Not All Bots are Bad
Many people believe bot traffic is inherently harmful. That is not the case. Search engine crawlers, genuine social network bots, feed bots, spambots, and shopbots, for example, are all helpful, and in some cases even essential, for the operation of a specific service. Another example of good bots are copyright bots, who crawl the internet looking for content that may violate copyrights. Some good bots even have interactive capabilities. Take chatbots, also known as conversational agents. They are becoming more and more sophisticated and can conduct human-like conversations, with some level of frustration and all. Personal assistant bots, like Siri and Alexa, are another example. They, too, are simply computer programs that look for answers on the internet. Bad bots and botnets, on the other hand, are created to perform malicious activities. They have the potential to wreak havoc across the internet and across individual organizations. Some are good at disguising themselves and carry out their work almost invisibly. Others are easier to spot.

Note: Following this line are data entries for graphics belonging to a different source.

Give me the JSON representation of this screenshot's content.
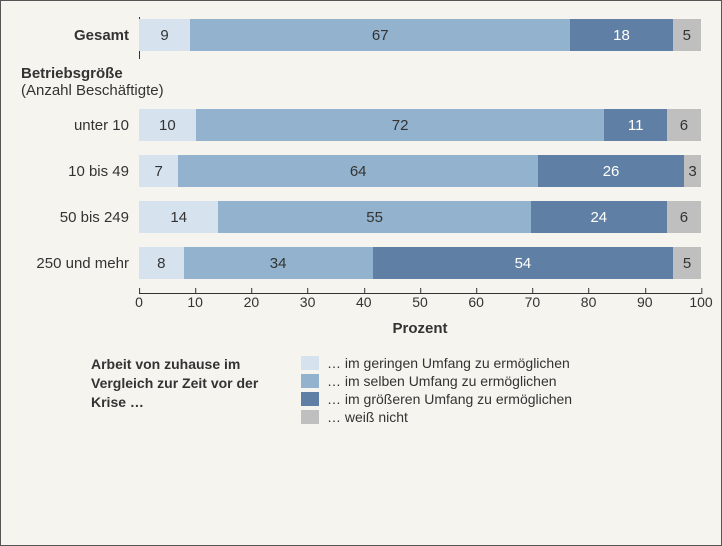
{
  "chart": {
    "type": "stacked-bar-horizontal",
    "background_color": "#f6f4ee",
    "border_color": "#555555",
    "font_family": "Arial",
    "label_fontsize": 15,
    "value_fontsize": 15,
    "colors": {
      "gering": "#d6e2ed",
      "selben": "#92b2cd",
      "groesser": "#5f80a4",
      "weissnicht": "#bfbfbf"
    },
    "x_axis": {
      "label": "Prozent",
      "min": 0,
      "max": 100,
      "tick_step": 10,
      "ticks": [
        0,
        10,
        20,
        30,
        40,
        50,
        60,
        70,
        80,
        90,
        100
      ]
    },
    "total_row": {
      "label": "Gesamt",
      "values": {
        "gering": 9,
        "selben": 67,
        "groesser": 18,
        "weissnicht": 5
      }
    },
    "section_header": {
      "main": "Betriebsgröße",
      "sub": "(Anzahl Beschäftigte)"
    },
    "rows": [
      {
        "label": "unter 10",
        "values": {
          "gering": 10,
          "selben": 72,
          "groesser": 11,
          "weissnicht": 6
        }
      },
      {
        "label": "10 bis 49",
        "values": {
          "gering": 7,
          "selben": 64,
          "groesser": 26,
          "weissnicht": 3
        }
      },
      {
        "label": "50 bis 249",
        "values": {
          "gering": 14,
          "selben": 55,
          "groesser": 24,
          "weissnicht": 6
        }
      },
      {
        "label": "250 und mehr",
        "values": {
          "gering": 8,
          "selben": 34,
          "groesser": 54,
          "weissnicht": 5
        }
      }
    ],
    "legend": {
      "title": "Arbeit von zuhause im Vergleich zur Zeit vor der Krise …",
      "items": [
        {
          "key": "gering",
          "label": "… im geringen Umfang zu ermöglichen"
        },
        {
          "key": "selben",
          "label": "… im selben Umfang zu ermöglichen"
        },
        {
          "key": "groesser",
          "label": "… im größeren Umfang zu ermöglichen"
        },
        {
          "key": "weissnicht",
          "label": "… weiß nicht"
        }
      ]
    }
  }
}
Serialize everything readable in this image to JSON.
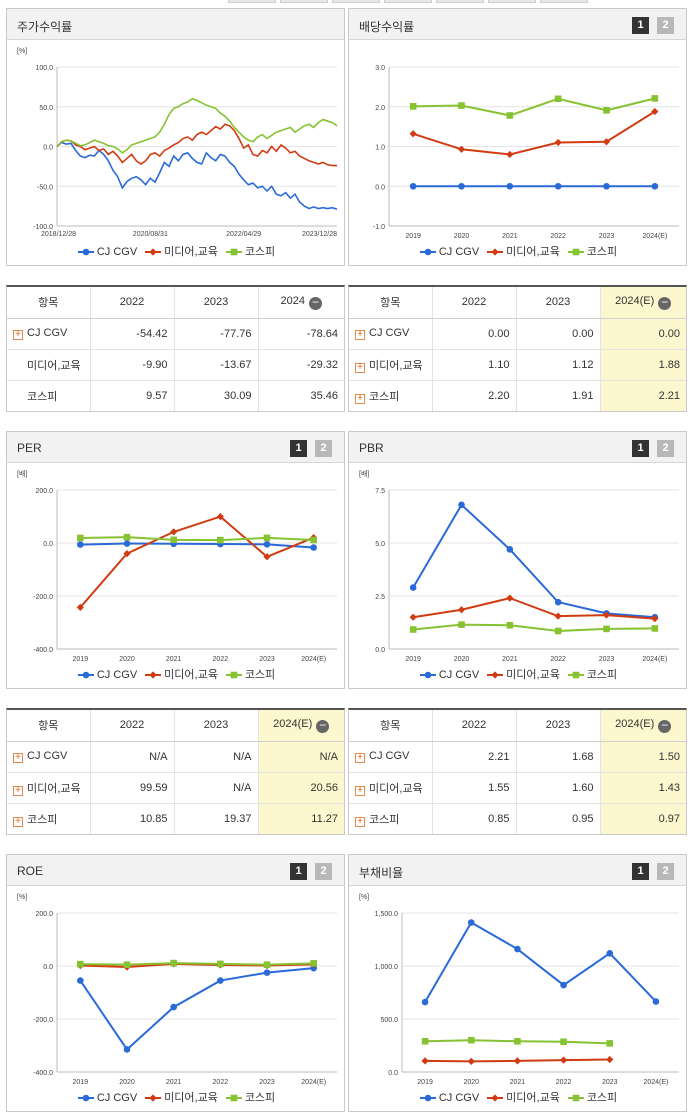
{
  "colors": {
    "cjcgv": "#2a6ad8",
    "media": "#d13b12",
    "kospi": "#86c232"
  },
  "legend": [
    "CJ CGV",
    "미디어,교육",
    "코스피"
  ],
  "stock_return": {
    "title": "주가수익률",
    "unit": "[%]",
    "table": {
      "header": [
        "항목",
        "2022",
        "2023",
        "2024"
      ],
      "rows": [
        {
          "name": "CJ CGV",
          "values": [
            "-54.42",
            "-77.76",
            "-78.64"
          ]
        },
        {
          "name": "미디어,교육",
          "values": [
            "-9.90",
            "-13.67",
            "-29.32"
          ]
        },
        {
          "name": "코스피",
          "values": [
            "9.57",
            "30.09",
            "35.46"
          ]
        }
      ]
    }
  },
  "dividend": {
    "title": "배당수익률",
    "table": {
      "header": [
        "항목",
        "2022",
        "2023",
        "2024(E)"
      ],
      "rows": [
        {
          "name": "CJ CGV",
          "values": [
            "0.00",
            "0.00",
            "0.00"
          ]
        },
        {
          "name": "미디어,교육",
          "values": [
            "1.10",
            "1.12",
            "1.88"
          ]
        },
        {
          "name": "코스피",
          "values": [
            "2.20",
            "1.91",
            "2.21"
          ]
        }
      ]
    }
  },
  "per": {
    "title": "PER",
    "unit": "[배]",
    "table": {
      "header": [
        "항목",
        "2022",
        "2023",
        "2024(E)"
      ],
      "rows": [
        {
          "name": "CJ CGV",
          "values": [
            "N/A",
            "N/A",
            "N/A"
          ]
        },
        {
          "name": "미디어,교육",
          "values": [
            "99.59",
            "N/A",
            "20.56"
          ]
        },
        {
          "name": "코스피",
          "values": [
            "10.85",
            "19.37",
            "11.27"
          ]
        }
      ]
    }
  },
  "pbr": {
    "title": "PBR",
    "unit": "[배]",
    "table": {
      "header": [
        "항목",
        "2022",
        "2023",
        "2024(E)"
      ],
      "rows": [
        {
          "name": "CJ CGV",
          "values": [
            "2.21",
            "1.68",
            "1.50"
          ]
        },
        {
          "name": "미디어,교육",
          "values": [
            "1.55",
            "1.60",
            "1.43"
          ]
        },
        {
          "name": "코스피",
          "values": [
            "0.85",
            "0.95",
            "0.97"
          ]
        }
      ]
    }
  },
  "roe": {
    "title": "ROE",
    "unit": "[%]"
  },
  "debt": {
    "title": "부채비율",
    "unit": "[%]"
  },
  "chart_data": [
    {
      "type": "line",
      "title": "주가수익률",
      "ylabel": "[%]",
      "ylim": [
        -100,
        100
      ],
      "yticks": [
        "100.0",
        "50.0",
        "0.0",
        "-50.0",
        "-100.0"
      ],
      "xticks": [
        "2018/12/28",
        "2020/08/31",
        "2022/04/29",
        "2023/12/28"
      ],
      "series": [
        {
          "name": "CJ CGV",
          "values": [
            0,
            5,
            3,
            4,
            -5,
            -12,
            -14,
            -11,
            -12,
            -5,
            -10,
            -18,
            -30,
            -38,
            -52,
            -44,
            -40,
            -38,
            -42,
            -48,
            -40,
            -45,
            -33,
            -20,
            -25,
            -12,
            -18,
            -10,
            -8,
            -15,
            -20,
            -22,
            -8,
            -14,
            -18,
            -10,
            -12,
            -20,
            -25,
            -35,
            -42,
            -48,
            -46,
            -52,
            -50,
            -56,
            -50,
            -60,
            -62,
            -58,
            -65,
            -60,
            -70,
            -75,
            -78,
            -76,
            -78,
            -77,
            -78,
            -77,
            -79
          ]
        },
        {
          "name": "미디어,교육",
          "values": [
            0,
            6,
            8,
            7,
            2,
            0,
            -4,
            -2,
            0,
            -5,
            -3,
            -10,
            -6,
            -12,
            -20,
            -15,
            -10,
            -18,
            -22,
            -18,
            -10,
            -8,
            -12,
            -5,
            -2,
            2,
            5,
            10,
            12,
            8,
            15,
            18,
            15,
            20,
            25,
            22,
            28,
            26,
            20,
            10,
            -2,
            2,
            -10,
            -12,
            -5,
            -8,
            0,
            -6,
            2,
            -2,
            -8,
            -6,
            -12,
            -15,
            -18,
            -20,
            -22,
            -20,
            -23,
            -24,
            -24
          ]
        },
        {
          "name": "코스피",
          "values": [
            0,
            6,
            8,
            7,
            4,
            1,
            2,
            5,
            8,
            6,
            4,
            1,
            0,
            -3,
            -8,
            -4,
            2,
            4,
            6,
            8,
            10,
            12,
            18,
            28,
            40,
            48,
            50,
            54,
            56,
            60,
            58,
            55,
            52,
            50,
            48,
            42,
            38,
            32,
            24,
            18,
            12,
            8,
            6,
            12,
            15,
            10,
            14,
            18,
            20,
            22,
            24,
            18,
            22,
            26,
            28,
            24,
            30,
            34,
            32,
            30,
            26
          ]
        }
      ]
    },
    {
      "type": "line",
      "title": "배당수익률",
      "ylim": [
        -1,
        3
      ],
      "yticks": [
        "3.0",
        "2.0",
        "1.0",
        "0.0",
        "-1.0"
      ],
      "categories": [
        "2019",
        "2020",
        "2021",
        "2022",
        "2023",
        "2024(E)"
      ],
      "series": [
        {
          "name": "CJ CGV",
          "values": [
            0.0,
            0.0,
            0.0,
            0.0,
            0.0,
            0.0
          ]
        },
        {
          "name": "미디어,교육",
          "values": [
            1.32,
            0.93,
            0.8,
            1.1,
            1.12,
            1.88
          ]
        },
        {
          "name": "코스피",
          "values": [
            2.01,
            2.03,
            1.78,
            2.2,
            1.91,
            2.21
          ]
        }
      ]
    },
    {
      "type": "line",
      "title": "PER",
      "ylabel": "[배]",
      "ylim": [
        -400,
        200
      ],
      "yticks": [
        "200.0",
        "0.0",
        "-200.0",
        "-400.0"
      ],
      "categories": [
        "2019",
        "2020",
        "2021",
        "2022",
        "2023",
        "2024(E)"
      ],
      "series": [
        {
          "name": "CJ CGV",
          "values": [
            -6,
            -2,
            -3,
            -4,
            -5,
            -17
          ]
        },
        {
          "name": "미디어,교육",
          "values": [
            -243,
            -40,
            42,
            99.59,
            -52,
            20.56
          ]
        },
        {
          "name": "코스피",
          "values": [
            19,
            22,
            12,
            10.85,
            19.37,
            11.27
          ]
        }
      ]
    },
    {
      "type": "line",
      "title": "PBR",
      "ylabel": "[배]",
      "ylim": [
        0,
        7.5
      ],
      "yticks": [
        "7.5",
        "5.0",
        "2.5",
        "0.0"
      ],
      "categories": [
        "2019",
        "2020",
        "2021",
        "2022",
        "2023",
        "2024(E)"
      ],
      "series": [
        {
          "name": "CJ CGV",
          "values": [
            2.9,
            6.8,
            4.7,
            2.21,
            1.68,
            1.5
          ]
        },
        {
          "name": "미디어,교육",
          "values": [
            1.5,
            1.85,
            2.4,
            1.55,
            1.6,
            1.43
          ]
        },
        {
          "name": "코스피",
          "values": [
            0.92,
            1.15,
            1.12,
            0.85,
            0.95,
            0.97
          ]
        }
      ]
    },
    {
      "type": "line",
      "title": "ROE",
      "ylabel": "[%]",
      "ylim": [
        -400,
        200
      ],
      "yticks": [
        "200.0",
        "0.0",
        "-200.0",
        "-400.0"
      ],
      "categories": [
        "2019",
        "2020",
        "2021",
        "2022",
        "2023",
        "2024(E)"
      ],
      "series": [
        {
          "name": "CJ CGV",
          "values": [
            -55,
            -315,
            -155,
            -55,
            -25,
            -8
          ]
        },
        {
          "name": "미디어,교육",
          "values": [
            2,
            -4,
            8,
            4,
            2,
            6
          ]
        },
        {
          "name": "코스피",
          "values": [
            7,
            5,
            11,
            8,
            5,
            10
          ]
        }
      ]
    },
    {
      "type": "line",
      "title": "부채비율",
      "ylabel": "[%]",
      "ylim": [
        0,
        1500
      ],
      "yticks": [
        "1,500.0",
        "1,000.0",
        "500.0",
        "0.0"
      ],
      "categories": [
        "2019",
        "2020",
        "2021",
        "2022",
        "2023",
        "2024(E)"
      ],
      "series": [
        {
          "name": "CJ CGV",
          "values": [
            660,
            1410,
            1160,
            820,
            1120,
            665
          ]
        },
        {
          "name": "미디어,교육",
          "values": [
            105,
            100,
            105,
            112,
            118,
            null
          ]
        },
        {
          "name": "코스피",
          "values": [
            290,
            300,
            290,
            285,
            270,
            null
          ]
        }
      ]
    }
  ]
}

Bots Drive Internet Traffic
Nowadays, bots make up nearly two-thirds of internet traffic, according to Barracuda’s report titled “Bot Attacks: Top Threats and Trends – Insights into the growing number of automated attacks”. The report explores emerging traffic patterns. It also details live examples of bot behavior and detection. Finally, it outlines steps IT teams can take to protect their organizations. According to Barracuda, most bot traffic comes in from two large public clouds, AWS and Microsoft Azure, in roughly equal measure. In total, automated bots drive about 64% of all internet traffic. This figure includes harmless bots. Bad bots alone are responsible for approximately 40% of all internet traffic. Apparently, North America accounts for no less than 67% of bad bot traffic, with the vast majority originating from public data centers. Just over 22% of bad bot traffic comes from Europe. Here, the traffic can be traced to hosting services and residential IPs, rather than public data centers. Asia comes in only in third place with 8%. The number of bad bots coming from Africa, South America, and Oceania is extremely low.
Malicious Bots Increasingly Sophisticated
There are many different types of malicious bots, ranging from basic scrapers to advanced and persistent bots. Some are capable of evading detection for a very long time. To do so, bad bots often use the same browsers as humans. They can manipulate HTTP headers, change their browser fingerprints, and launch their attacks from reputable IP addresses. Barracuda’s researchers have also found many examples of bad bots pretending to be good bots. Their report revealed that the most common persistent bots are the ones that go after e-commerce applications and login portals. These bots attempt attacks such as web and price scraping, inventory hoarding, account takeover, distributed denial of service (DDoS) attacks, and much more. Interestingly, malicious bots tend to adhere to strict office hours. Their peak is clearly between 9 am and 5 pm, in order to blend in with normal human traffic. Or, as Barracuda explains, “The common stereotype of a hacker performing their attacks late into the night in a dark room with green fonts on a black screen has long been replaced by people who set up their bots to carry out the automated attacks while they go about their day.”